EESC opinion: Towards a comprehensive strategy for the EU wood industry

The European Union has close to 182 million hectares of forests covering 43% of its land area and these forest areas are one of Europe's most important renewable resources. EU forests are exceptionally diverse, with a large variety of forest types, characteristics and ownership structures. They provide multiple benefits for society and the economy whilst being a major source of biodiversity.

At the same time, our forests are more than carbon sinks but are a vital source of raw materials to our bio-based industries. The pulp and paper industries and other bio-based industries are a crucial part of Europe’s modern industrial fabric. Bio-based materials play an integral role in greening many of the 14 industrial ecosystems included in the updated EU Industrial Strategy. A major advantage of bio-based materials lies in their potential use for substitution of fossil-based materials in various industries, including energy, construction, packaging or textiles.

A strong EU-based bio materials industry can also contribute towards achieving Europe's critical raw materials resilience and strategic autonomy. The industry itself has called for better recognition of its potential as an enabler for sustainability in key EU policies, including the EU Industrial strategy, the EU Green Deal, and the EU Chemicals strategy. Also, training and re-skilling Europe's workforce to be able to work in emerging bio-based value-chains, and ensuring a quality of jobs is crucial for a socially fair and green transition in Europe.  But diversifying bio-based value-chains to meet the challenges of environmental sustainability calls for more holistic policy in industries, according to the 2022 EU Bioeconomy Strategy Progress Report.

In this context, the own-initiative opinion – to be developed in close cooperation by CCMI and NAT - will aim at developing a vision for a more comprehensive approach to the EU wood industry and provide a roadmap for future action.

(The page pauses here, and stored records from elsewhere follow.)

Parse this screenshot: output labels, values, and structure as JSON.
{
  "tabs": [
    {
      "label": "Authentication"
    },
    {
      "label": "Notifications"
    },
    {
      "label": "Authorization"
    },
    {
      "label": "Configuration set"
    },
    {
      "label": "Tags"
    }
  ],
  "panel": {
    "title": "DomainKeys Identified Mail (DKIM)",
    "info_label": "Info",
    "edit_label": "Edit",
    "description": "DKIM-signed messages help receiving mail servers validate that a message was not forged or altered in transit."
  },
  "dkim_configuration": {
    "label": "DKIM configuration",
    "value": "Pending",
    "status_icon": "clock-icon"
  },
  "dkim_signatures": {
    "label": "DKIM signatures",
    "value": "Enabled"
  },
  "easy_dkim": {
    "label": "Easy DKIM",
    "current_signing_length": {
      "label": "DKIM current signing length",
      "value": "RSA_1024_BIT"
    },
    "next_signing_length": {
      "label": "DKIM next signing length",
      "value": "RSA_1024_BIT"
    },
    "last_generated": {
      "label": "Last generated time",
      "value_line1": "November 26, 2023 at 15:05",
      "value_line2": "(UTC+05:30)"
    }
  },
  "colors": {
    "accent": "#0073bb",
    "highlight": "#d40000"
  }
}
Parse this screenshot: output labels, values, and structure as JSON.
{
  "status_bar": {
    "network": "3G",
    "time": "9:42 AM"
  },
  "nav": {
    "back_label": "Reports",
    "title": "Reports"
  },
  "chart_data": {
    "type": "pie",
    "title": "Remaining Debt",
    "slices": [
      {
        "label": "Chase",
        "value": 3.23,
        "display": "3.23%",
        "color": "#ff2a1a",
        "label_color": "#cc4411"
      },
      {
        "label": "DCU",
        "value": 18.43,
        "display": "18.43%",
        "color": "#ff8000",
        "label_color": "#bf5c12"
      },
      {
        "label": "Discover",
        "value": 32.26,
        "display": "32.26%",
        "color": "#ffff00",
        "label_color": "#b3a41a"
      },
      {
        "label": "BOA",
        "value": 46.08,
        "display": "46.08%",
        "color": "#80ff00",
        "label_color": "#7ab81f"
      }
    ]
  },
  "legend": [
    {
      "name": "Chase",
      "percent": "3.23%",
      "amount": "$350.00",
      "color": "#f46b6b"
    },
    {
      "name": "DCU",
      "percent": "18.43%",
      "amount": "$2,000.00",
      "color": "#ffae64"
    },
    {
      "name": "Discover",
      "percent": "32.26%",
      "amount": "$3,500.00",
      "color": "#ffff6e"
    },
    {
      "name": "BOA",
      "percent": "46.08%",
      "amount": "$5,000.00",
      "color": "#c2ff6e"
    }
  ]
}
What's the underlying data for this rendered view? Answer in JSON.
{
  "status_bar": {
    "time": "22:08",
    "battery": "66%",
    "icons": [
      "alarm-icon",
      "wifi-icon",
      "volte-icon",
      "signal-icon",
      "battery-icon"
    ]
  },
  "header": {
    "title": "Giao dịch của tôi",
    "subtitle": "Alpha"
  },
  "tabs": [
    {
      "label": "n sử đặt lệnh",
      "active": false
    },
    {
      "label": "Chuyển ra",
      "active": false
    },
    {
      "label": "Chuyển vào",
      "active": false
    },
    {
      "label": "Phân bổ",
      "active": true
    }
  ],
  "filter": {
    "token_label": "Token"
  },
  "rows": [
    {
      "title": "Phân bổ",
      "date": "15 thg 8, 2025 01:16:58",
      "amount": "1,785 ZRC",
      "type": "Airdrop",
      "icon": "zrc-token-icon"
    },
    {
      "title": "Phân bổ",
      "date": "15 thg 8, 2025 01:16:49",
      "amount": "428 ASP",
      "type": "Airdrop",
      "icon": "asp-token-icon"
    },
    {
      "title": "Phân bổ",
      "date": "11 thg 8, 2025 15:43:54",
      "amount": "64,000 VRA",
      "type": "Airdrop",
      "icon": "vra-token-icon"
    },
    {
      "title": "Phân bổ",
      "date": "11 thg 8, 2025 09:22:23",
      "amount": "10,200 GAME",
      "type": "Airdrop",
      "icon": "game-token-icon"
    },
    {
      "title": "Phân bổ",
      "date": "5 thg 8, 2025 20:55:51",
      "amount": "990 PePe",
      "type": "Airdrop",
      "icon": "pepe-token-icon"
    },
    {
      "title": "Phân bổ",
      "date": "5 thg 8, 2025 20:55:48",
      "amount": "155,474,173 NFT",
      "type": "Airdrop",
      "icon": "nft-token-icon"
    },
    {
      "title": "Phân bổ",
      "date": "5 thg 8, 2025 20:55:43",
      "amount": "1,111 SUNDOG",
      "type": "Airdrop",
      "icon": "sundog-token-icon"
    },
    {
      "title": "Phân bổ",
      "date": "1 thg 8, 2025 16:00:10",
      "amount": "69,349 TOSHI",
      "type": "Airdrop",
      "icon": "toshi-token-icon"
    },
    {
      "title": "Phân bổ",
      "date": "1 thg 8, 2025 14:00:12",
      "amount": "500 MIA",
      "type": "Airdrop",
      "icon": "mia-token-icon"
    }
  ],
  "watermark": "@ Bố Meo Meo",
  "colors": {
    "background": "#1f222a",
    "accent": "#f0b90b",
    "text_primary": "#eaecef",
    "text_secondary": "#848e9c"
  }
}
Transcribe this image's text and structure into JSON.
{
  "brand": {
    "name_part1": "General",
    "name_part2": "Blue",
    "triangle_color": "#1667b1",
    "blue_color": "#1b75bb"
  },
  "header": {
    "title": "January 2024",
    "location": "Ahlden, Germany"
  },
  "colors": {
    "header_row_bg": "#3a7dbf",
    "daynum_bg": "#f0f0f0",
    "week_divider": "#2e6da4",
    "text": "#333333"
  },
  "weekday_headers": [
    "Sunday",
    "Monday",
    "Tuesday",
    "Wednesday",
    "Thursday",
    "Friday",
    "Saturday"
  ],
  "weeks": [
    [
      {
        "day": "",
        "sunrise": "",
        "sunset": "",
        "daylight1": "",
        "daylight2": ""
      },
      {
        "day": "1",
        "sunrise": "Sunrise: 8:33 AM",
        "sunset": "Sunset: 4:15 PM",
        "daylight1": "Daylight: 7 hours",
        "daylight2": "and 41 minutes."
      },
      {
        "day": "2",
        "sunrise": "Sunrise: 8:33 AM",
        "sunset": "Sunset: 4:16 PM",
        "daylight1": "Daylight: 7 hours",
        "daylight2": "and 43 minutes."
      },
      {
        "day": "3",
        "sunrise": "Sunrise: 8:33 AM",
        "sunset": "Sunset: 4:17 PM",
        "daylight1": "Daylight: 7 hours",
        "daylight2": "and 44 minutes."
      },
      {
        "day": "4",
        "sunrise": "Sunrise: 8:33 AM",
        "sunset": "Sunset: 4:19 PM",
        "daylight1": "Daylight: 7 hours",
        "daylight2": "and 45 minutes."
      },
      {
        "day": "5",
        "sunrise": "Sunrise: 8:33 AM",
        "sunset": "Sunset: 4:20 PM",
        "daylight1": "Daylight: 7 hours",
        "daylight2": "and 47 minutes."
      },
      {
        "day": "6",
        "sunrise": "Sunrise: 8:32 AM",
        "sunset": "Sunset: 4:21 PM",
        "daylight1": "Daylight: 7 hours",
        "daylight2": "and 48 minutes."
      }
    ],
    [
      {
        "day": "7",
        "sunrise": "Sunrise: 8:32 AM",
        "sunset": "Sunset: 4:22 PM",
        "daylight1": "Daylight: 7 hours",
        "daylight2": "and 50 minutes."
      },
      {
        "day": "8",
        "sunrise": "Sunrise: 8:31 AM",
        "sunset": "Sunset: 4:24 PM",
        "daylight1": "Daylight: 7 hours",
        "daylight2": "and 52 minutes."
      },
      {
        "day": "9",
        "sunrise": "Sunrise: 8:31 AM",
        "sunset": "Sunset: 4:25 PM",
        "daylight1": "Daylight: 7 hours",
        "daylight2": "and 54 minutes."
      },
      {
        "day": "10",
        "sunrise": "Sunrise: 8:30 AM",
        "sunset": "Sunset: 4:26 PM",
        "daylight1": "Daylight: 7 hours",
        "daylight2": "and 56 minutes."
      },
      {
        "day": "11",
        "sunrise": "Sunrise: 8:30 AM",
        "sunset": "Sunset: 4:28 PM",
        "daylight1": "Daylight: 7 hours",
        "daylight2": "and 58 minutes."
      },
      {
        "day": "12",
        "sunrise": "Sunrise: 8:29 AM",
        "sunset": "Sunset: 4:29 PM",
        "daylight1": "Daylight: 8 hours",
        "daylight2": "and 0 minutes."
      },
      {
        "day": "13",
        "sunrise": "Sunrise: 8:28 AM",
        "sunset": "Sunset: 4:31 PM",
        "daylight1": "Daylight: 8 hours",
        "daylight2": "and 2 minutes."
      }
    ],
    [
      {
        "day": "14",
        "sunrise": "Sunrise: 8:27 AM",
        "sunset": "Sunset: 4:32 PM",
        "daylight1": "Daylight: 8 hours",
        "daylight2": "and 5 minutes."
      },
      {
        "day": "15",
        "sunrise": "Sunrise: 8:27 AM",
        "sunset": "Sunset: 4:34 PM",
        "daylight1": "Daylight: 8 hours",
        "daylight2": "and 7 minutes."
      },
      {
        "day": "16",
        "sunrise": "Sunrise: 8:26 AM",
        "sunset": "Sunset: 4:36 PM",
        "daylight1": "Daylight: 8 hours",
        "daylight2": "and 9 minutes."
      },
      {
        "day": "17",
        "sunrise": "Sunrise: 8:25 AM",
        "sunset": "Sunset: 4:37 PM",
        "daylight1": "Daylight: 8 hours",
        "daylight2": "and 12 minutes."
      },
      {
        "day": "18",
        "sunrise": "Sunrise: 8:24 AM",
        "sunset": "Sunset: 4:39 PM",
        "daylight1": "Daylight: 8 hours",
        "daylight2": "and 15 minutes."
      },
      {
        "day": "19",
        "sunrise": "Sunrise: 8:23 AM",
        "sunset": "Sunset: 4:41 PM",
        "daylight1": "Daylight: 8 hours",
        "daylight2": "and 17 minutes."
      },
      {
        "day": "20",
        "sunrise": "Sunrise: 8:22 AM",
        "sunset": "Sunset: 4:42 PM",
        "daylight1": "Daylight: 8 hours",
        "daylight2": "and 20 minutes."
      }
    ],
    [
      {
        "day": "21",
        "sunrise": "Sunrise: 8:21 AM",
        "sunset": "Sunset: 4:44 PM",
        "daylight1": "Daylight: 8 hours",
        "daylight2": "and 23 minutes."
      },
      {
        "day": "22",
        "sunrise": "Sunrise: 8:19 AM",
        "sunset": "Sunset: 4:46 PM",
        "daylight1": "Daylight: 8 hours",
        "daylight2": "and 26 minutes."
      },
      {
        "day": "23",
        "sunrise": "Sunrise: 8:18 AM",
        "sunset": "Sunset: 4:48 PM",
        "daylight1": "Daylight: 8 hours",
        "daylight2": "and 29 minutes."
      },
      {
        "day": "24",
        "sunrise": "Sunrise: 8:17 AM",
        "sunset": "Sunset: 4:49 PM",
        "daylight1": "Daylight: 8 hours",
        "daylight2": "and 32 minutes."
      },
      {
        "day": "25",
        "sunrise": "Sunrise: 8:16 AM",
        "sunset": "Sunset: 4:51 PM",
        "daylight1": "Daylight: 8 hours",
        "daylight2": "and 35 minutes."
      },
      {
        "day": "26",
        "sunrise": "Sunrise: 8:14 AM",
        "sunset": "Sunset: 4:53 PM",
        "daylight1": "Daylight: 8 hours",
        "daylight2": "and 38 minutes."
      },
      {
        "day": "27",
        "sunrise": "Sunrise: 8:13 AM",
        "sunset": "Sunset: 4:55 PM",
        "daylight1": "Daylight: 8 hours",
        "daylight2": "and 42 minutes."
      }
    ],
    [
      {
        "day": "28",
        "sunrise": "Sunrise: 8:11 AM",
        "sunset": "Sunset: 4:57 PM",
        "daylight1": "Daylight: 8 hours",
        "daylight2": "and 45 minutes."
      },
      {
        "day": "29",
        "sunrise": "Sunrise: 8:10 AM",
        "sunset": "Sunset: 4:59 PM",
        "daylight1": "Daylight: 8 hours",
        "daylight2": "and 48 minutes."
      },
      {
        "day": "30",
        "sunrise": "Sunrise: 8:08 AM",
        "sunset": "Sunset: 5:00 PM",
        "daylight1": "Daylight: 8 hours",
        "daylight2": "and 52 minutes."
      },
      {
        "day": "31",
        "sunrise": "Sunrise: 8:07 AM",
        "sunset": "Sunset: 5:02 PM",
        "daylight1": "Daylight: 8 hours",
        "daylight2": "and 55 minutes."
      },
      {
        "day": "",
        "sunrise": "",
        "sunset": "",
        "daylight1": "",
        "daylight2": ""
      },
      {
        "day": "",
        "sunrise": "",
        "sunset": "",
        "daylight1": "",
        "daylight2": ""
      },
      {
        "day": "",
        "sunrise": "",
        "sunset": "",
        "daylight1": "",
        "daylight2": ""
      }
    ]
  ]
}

The Fit for 55 legislative package proposes a route for European forestry-based and bio-industries within the European Green Deal. The proposal prioritises carbon storage in forests over the production of renewable raw materials for materials and bioenergy. However, industrial and sectoral actors have raised concerns that to alleviate climate problems, ultimately fossil emissions need to be reduced, and the most effective solution to this is to replace fossil-based products and energy with renewable alternatives - that is, with forest or agricultural products – so-called substitution. It is concretely about increasingly replacing energy-intensive concrete and steel with wood raw materials, plastic packaging with paper packaging, oil-based textiles such as polyester with textile fibers of cellulose and coal and oil with bioenergy.

These policy choices involve significant trade-offs and will have major implications for those employed in the bio-based and forestry products industries and the other industries concerned in Europe. These implications are little addressed in the EU’s Green Deal legislative initiatives and policies, but they merit investigation and analysis. Therefore, the own-initiative opinion would consider the industrial policy and employment dimensions of these forestry initiatives for forest-based and other concerned industries.

This is a crucial moment in terms of the political decisions and policy direction for these industries, in relation to the Fit for 55 package revising climate and energy targets and policies, the new EU forestry strategy and the development of transition pathways for energy intensive industries. It can also contribute to EU decision- and policy-making which would ensure that the EU's bio-based industries remain international competitive, maintain their reputation as a producer of high quality products, its capacity for technological innovation and its skilled labour force. The opinion will also provide the possibility to discuss this issue with wider civil society stakeholders.